Introduction

It was a quick one this week. I watched the latest update to Azure by John Savill, and while it’s a shorter episode, there are a few things worth mentioning. I’m especially interested in the improvements to Cosmos DB mirroring and the new GPT-5.2-Codex model.

Before you start: John said his role at Microsoft had changed. He is now the Chief Technology Officer of America’s Markets and Industries. Well done to him. Even better, he confirmed that it won’t affect the YouTube channel. That’s good to know because his weekly updates are really helpful for keeping up to date.

AKS: Ubuntu 24.04 Now GA

Ubuntu 24.04 is now generally available for AKS. This applies to Kubernetes 1.32 and above.

Key points:

  • It will become the default on Kubernetes 1.35
  • Uses containerd 2.0
  • All the usual benefits of a newer Ubuntu LTS

If you use AKS clusters, this update is mostly useful to know. You don’t need to do anything now, unless you want to opt in early. When 1.35 comes around, get ready for the change.
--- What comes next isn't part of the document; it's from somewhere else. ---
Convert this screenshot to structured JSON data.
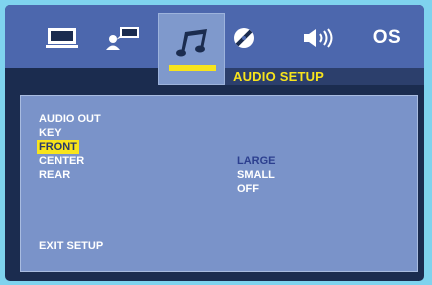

Cosmos DB: Fabric Mirroring with Private Networking

This one is actually useful for business.

Here’s what happened: You have Cosmos DB with private endpoints or VNet restrictions. You want to send that data to Fabric’s OneLake so it can be analysed. Before, network restrictions stopped mirroring.

You can now use a network ACL bypass feature to enable Microsoft Fabric to access Cosmos DB for mirroring.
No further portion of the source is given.